Gil remonta (ou realça) suas bases na sequência do álbum. Depois de revisitar o samba jazz em “Tradição” — com sua prosaica história de tipos soteropolitanos —, o lado B vem com B de Bahia. O artista reinterpreta o samba-canção “Marina”, de Dorival Caymmi, com um arranjo funkeado. Em “Rebento”, ele opera de novo a brincadeira de construir um clímax, dessa vez com várias camadas instrumentais. “Logunedé” é uma homenagem ao orixá de mesmo nome, entidade menos lembrada na música popular afrobrasileira. Gil faz a ode à sua maneira, repleta de ambiguidades e enjambements de seu idioma próprio.

Nenhuma dessas faixas, contudo, aspira mais às origens do artista quanto “Toda Menina Baiana”. É nessa música que Gil põe gringo para dançar ao ritmo de ijexá. Embora seja estruturada pela marcação impecável de Djalma Correia — parceiro de outros álbuns e um dos maiores percussionistas do Brasil —, é o violão palhetado como guitarra de funk que dá o ritmo. Entrecortado pela melodia base do baixo de Rubão Sabino, por palmas e coro, a música é festa na rua. Felizmente ela foi revisitada anos depois pelo DJ Tahira.
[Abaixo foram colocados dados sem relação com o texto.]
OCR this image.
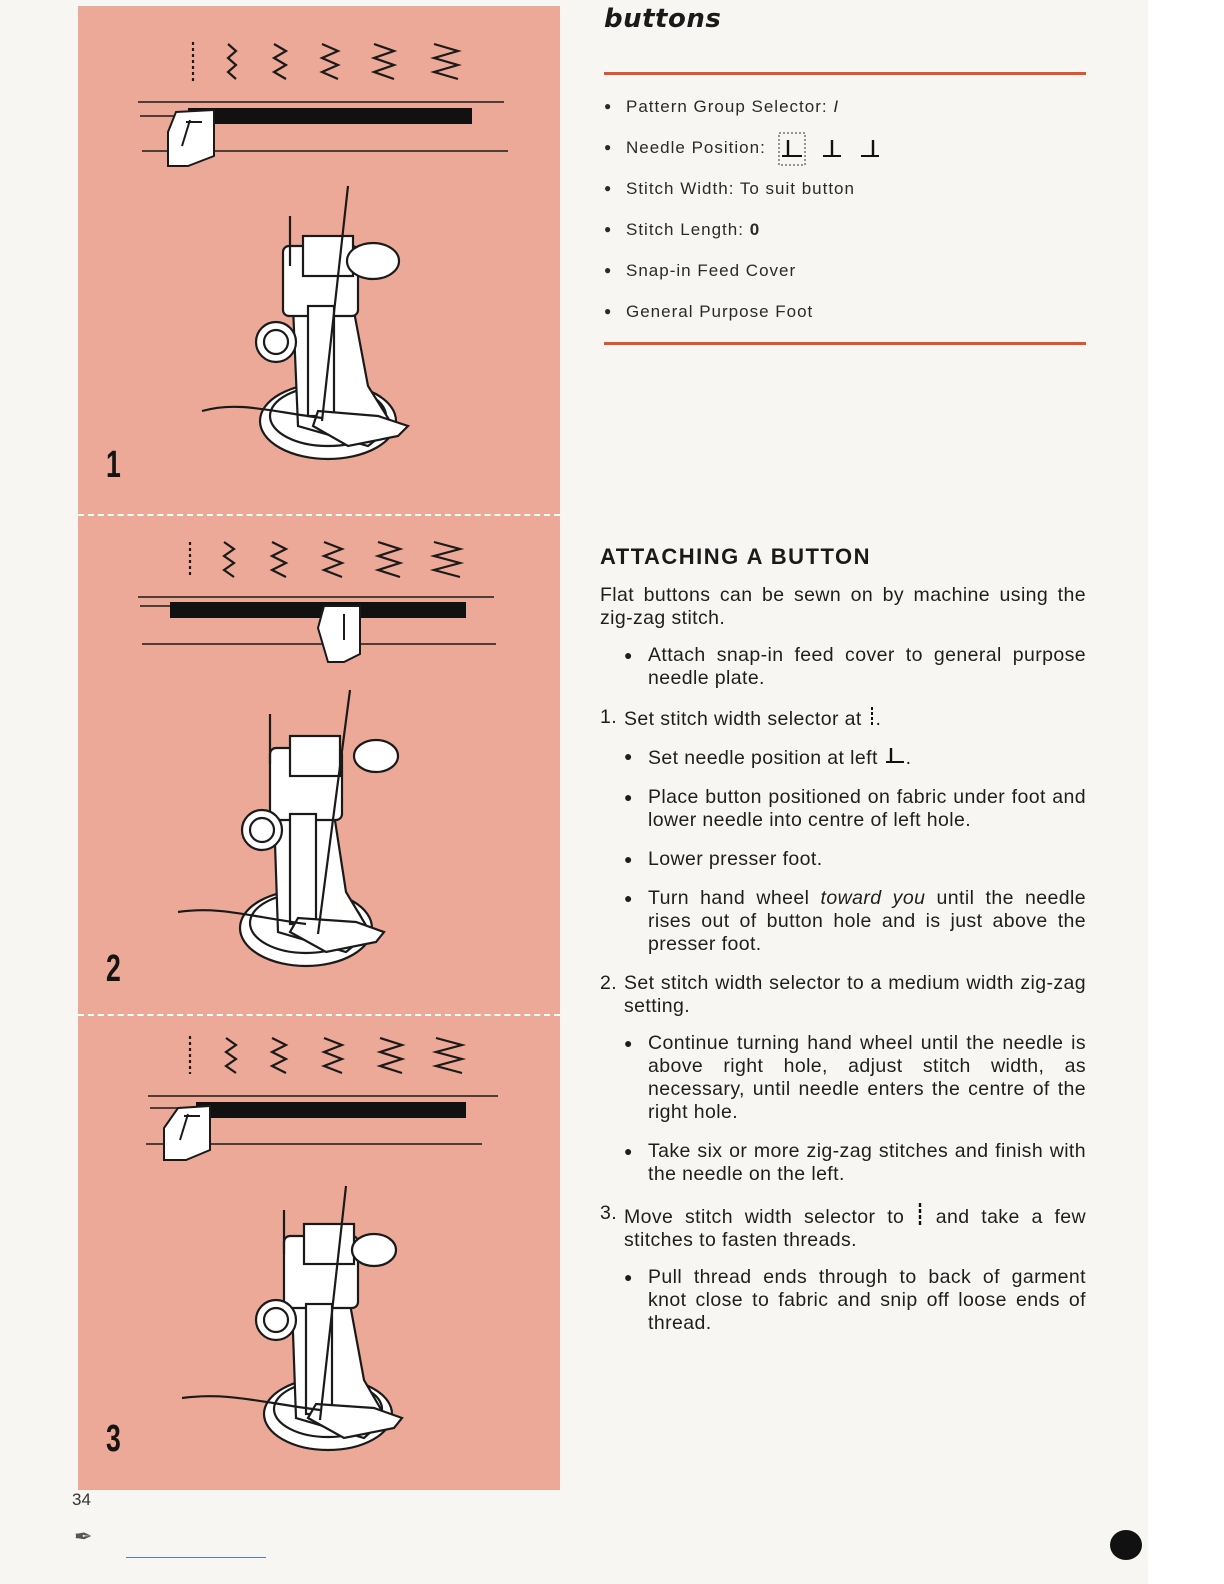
1
2
3
buttons
● Pattern Group Selector: I
● Needle Position:
● Stitch Width: To suit button
● Stitch Length: 0
● Snap-in Feed Cover
● General Purpose Foot
ATTACHING A BUTTON

Flat buttons can be sewn on by machine using the zig-zag stitch.

● Attach snap-in feed cover to general purpose needle plate.

1. Set stitch width selector at .

● Set needle position at left .

● Place button positioned on fabric under foot and lower needle into centre of left hole.

● Lower presser foot.

● Turn hand wheel toward you until the needle rises out of button hole and is just above the presser foot.

2. Set stitch width selector to a medium width zig-zag setting.

● Continue turning hand wheel until the needle is above right hole, adjust stitch width, as necessary, until needle enters the centre of the right hole.

● Take six or more zig-zag stitches and finish with the needle on the left.

3. Move stitch width selector to  and take a few stitches to fasten threads.

● Pull thread ends through to back of garment knot close to fabric and snip off loose ends of thread.

34
✒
O edit do produtor estende por quase dez minutos a mágica sensação de farra comungada que Deus deu à Bahia.

Esse cortejo afoxé soa moderno também graças aos tecladistas Tuca Camargo e Michael Boddicker. O brasileiro tinha saído do Som Nosso de Cada Dia, um dos primeiros grupos de rock progressivo do país, e outro já tinha tocado com Quincy Jones, Terry Callier e gravaria pouco tempo depois o Off the Wall, com Michael Jackson. O Fender Rhodes e os sintetizadores, como Mini-moog, não pecam pelo excesso. É justo, cintilante em meio às canções, como o sorriso de Gil na capa do disco — feita pelo artista visual Noguchi, responsável por outros desbundes como a capa de Profana, de Gal Costa, e A Banda do Zé Pretinho, de Jorge Ben.

O disco fecha com “Não Chore Mais”, gravação que Gil tinha feito com Mazzola no Rio de Janeiro e lançado como compacto meses antes de ir aos Estados Unidos. A faixa, uma versão para o clássico de Bob Marley, é um misto de flagelo e canção de luta que valeu ao artista seu primeiro Disco de Ouro. Se soa um pouco distante das outras músicas, tampouco é algo extraterrestre. Ajuda, sim, a dar uma matiz mais blue, triste, ao colorido trabalho de Gil. Arremata Realce que, se disco menos celebrado da trilogia Re, é sem dúvida o disco para se celebrar. Nem que seja na brecha do dia, na fresta do tédio, uma luz em meio a cinza, o realce a que todo mortal tem direito.